Alabama’s governor has signed what he billed as tough illegal immigration legislation, requiring police to check the status of anyone they suspect may be in the country illegally when stopped for another reason.
The bill, due to take effect on Sept. 1, was signed into law by Republican Governor Robert Bentley on Thursday, June 9.
Its passage makes Alabama the latest in a series of states, including Georgia and Arizona, to enact controversial new laws aimed at tackling illegal immigration.
Following On Immigration Laws In Arizona And Georgia
Care2′s Jessica Pieklo wrote about the Georgia law here. Despite judicial losses in both Arizona and Utah, Gov. Nathan Deal (R) of Georgia signed into law one of the nation’s toughest immigration measures.
The law is similar to Arizona’s SB 1070 and allows local law enforcement to question suspects about their immigration status, including demanding proof of citizenship during a stop. Should that documentation not sufficiently satisfy law enforcement concerns, the law empowers them to take suspects to jail where federal officials could begin the deportation process.
And now the Alabama bill, which promises to be even tougher.
Civil rights groups and the Mexican government have been quick to condemn the move.
Suspicions If A Person Might Be An Unauthorized Alien
According to a fact sheet presented by Alabama House Republicans, the bill will require law enforcement officers “to attempt to determine the immigration status of a person who they suspect is an unauthorized alien of this country”.
The legislation also makes it a criminal offense to provide transport or housing to an illegal immigrant. The state will have to check the citizenship of students, and any business that knowingly employs an illegal immigrant will be penalized.
Legislation “Good For Alabama”
Republican state Rep. John Merrill told CNN he had no hesitation in backing the legislation, saying it is “good for Alabama” because it will reduce illegal immigration to the state.
He rejected suggestions the law is discriminatory, and said he is confident it was drafted in such a way that it will survive legal challenges.
The legislation is intended to “provide equal opportunities for all people who want to come to Alabama legally,” he added.
But critics say it has far-reaching consequences and will have a particular impact on young people because it requires the state to check the citizenship of all those seeking to enroll in schools.
Will Students Be Afraid?
The measure will require public schools to determine the citizenship status of students — a provision not included in an Arizona law that has been at the forefront of actions by several states to curb illegal immigration.
Parents of foreign-born public school students would be required to report their immigration status to school officials.

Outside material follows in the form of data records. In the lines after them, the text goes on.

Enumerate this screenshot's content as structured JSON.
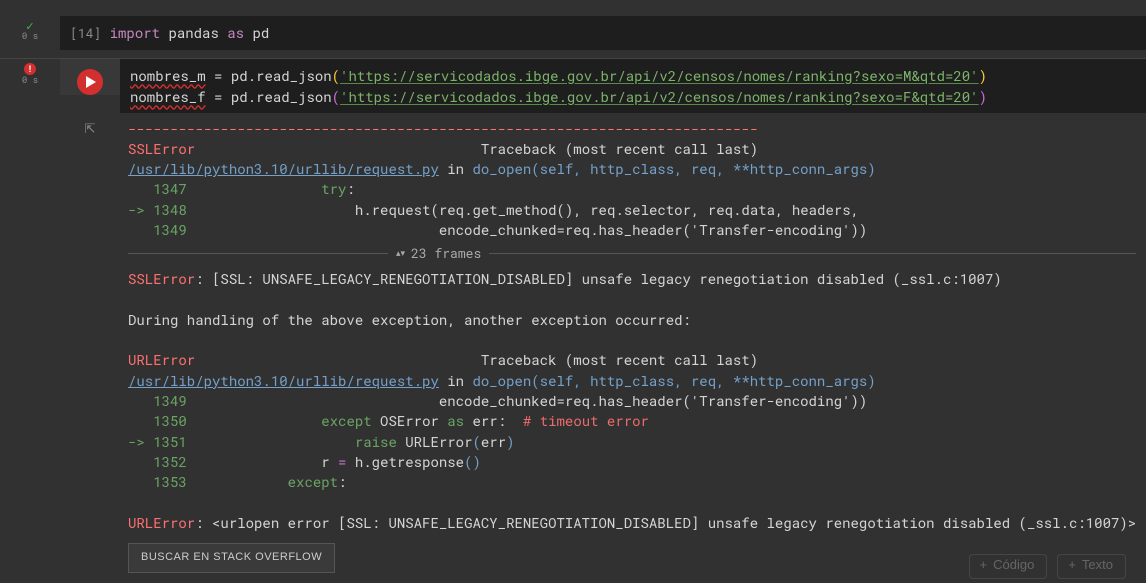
{
  "cell1": {
    "status_time": "0 s",
    "prompt": "[14]",
    "kw_import": "import",
    "mod": "pandas",
    "kw_as": "as",
    "alias": "pd"
  },
  "cell2": {
    "status_time": "0 s",
    "var_m": "nombres_m",
    "var_f": "nombres_f",
    "eq": "=",
    "call": "pd.read_json",
    "url_m": "'https://servicodados.ibge.gov.br/api/v2/censos/nomes/ranking?sexo=M&qtd=20'",
    "url_f": "'https://servicodados.ibge.gov.br/api/v2/censos/nomes/ranking?sexo=F&qtd=20'",
    "lp": "(",
    "rp": ")"
  },
  "trace": {
    "dashes": "---------------------------------------------------------------------------",
    "ssl": "SSLError",
    "url": "URLError",
    "tb": "Traceback (most recent call last)",
    "file": "/usr/lib/python3.10/urllib/request.py",
    "in": " in ",
    "do_open": "do_open",
    "sig": "(self, http_class, req, **http_conn_args)",
    "l1347_n": "   1347",
    "l1347_c": "                try:",
    "l1348_a": "-> 1348",
    "l1348_c": "                    h.request(req.get_method(), req.selector, req.data, headers,",
    "l1349_n": "   1349",
    "l1349_c": "                              encode_chunked=req.has_header('Transfer-encoding'))",
    "frames": "23 frames",
    "ssl_msg": ": [SSL: UNSAFE_LEGACY_RENEGOTIATION_DISABLED] unsafe legacy renegotiation disabled (_ssl.c:1007)",
    "during": "During handling of the above exception, another exception occurred:",
    "l1349b_n": "   1349",
    "l1350_n": "   1350",
    "l1350_c1": "                except",
    "l1350_c2": " OSError ",
    "l1350_as": "as",
    "l1350_c3": " err",
    "l1350_colon": ":",
    "l1350_comm": "  # timeout error",
    "l1351_a": "-> 1351",
    "l1351_c1": "                    raise",
    "l1351_c2": " URLError",
    "l1351_c3": "(err)",
    "l1352_n": "   1352",
    "l1352_c": "                r = h.getresponse()",
    "l1353_n": "   1353",
    "l1353_c": "            except:",
    "url_msg": ": <urlopen error [SSL: UNSAFE_LEGACY_RENEGOTIATION_DISABLED] unsafe legacy renegotiation disabled (_ssl.c:1007)>",
    "so_btn": "BUSCAR EN STACK OVERFLOW"
  },
  "footer": {
    "code": "Código",
    "text": "Texto"
  }
}
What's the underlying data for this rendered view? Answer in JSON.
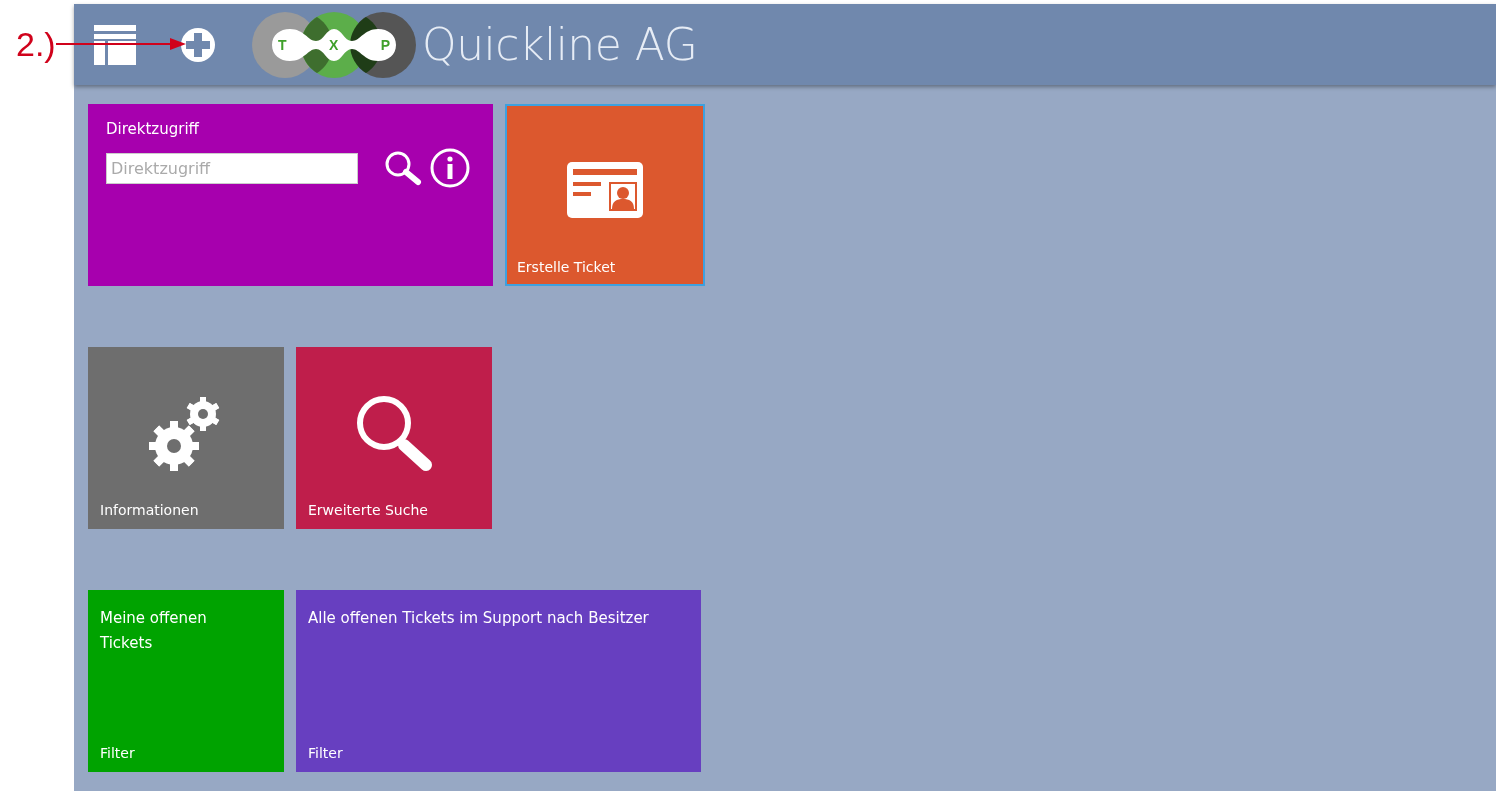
{
  "annotation": {
    "label": "2.)"
  },
  "header": {
    "logo_letters": [
      "T",
      "X",
      "P"
    ],
    "title": "Quickline AG"
  },
  "tile_rows": [
    [
      {
        "kind": "quick_access",
        "color": "#a700ae",
        "selected": false,
        "title": "Direktzugriff",
        "placeholder": "Direktzugriff"
      },
      {
        "kind": "ticket",
        "color": "#dc582e",
        "selected": true,
        "label": "Erstelle Ticket"
      }
    ],
    [
      {
        "kind": "settings",
        "color": "#6e6e6e",
        "selected": false,
        "label": "Informationen"
      },
      {
        "kind": "search",
        "color": "#bf1e4b",
        "selected": false,
        "label": "Erweiterte Suche"
      }
    ],
    [
      {
        "kind": "filter",
        "color": "#00a300",
        "selected": false,
        "title": "Meine offenen Tickets",
        "label": "Filter"
      },
      {
        "kind": "filter_wide",
        "color": "#673fc0",
        "selected": false,
        "title": "Alle offenen Tickets im Support nach Besitzer",
        "label": "Filter"
      }
    ]
  ]
}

And public schools would have to report how many legal and illegal immigrants they enroll and how much is spent to educate undocumented students.
Law To Take Effect September 1
The law, which is scheduled to take effect September 1, requires businesses to use a database called E-Verify to confirm the immigration status of new employees.
Earlier the SPLC issued a statement saying the state stood to lose “millions more in lost tax revenue from Alabama businesses that will bear the brunt of boycotts of Alabama goods and services and lost sales to documented and undocumented immigrants who flee the state rather than deal with racial profiling and the state’s anti-immigrant climate.”
Meanwhile, Arizona’s governor said last month she would appeal to the U.S. Supreme Court after portions of the state’s new immigration law were blocked by federal courts.
The Arizona bill catapulted the issue onto the national stage last year, drawing a lawsuit from the U.S. Department of Justice, which argues that the law is unconstitutional.
Should Immigration Policy Be A Federal Issue?
Apparently under this bill we’re going to keep illegal immigrant students out of all public colleges so none of them, regardless of how smart or how hard they work, will be able to get the education they would need to become teachers, engineers, doctors, nurses and entrepreneurs.
Illegal immigration has been a serious problem for years. But immigration policy is, or should be, a federal issue. Leaving national immigration policy up to Arizona, Alabama and the other 48 states is no solution.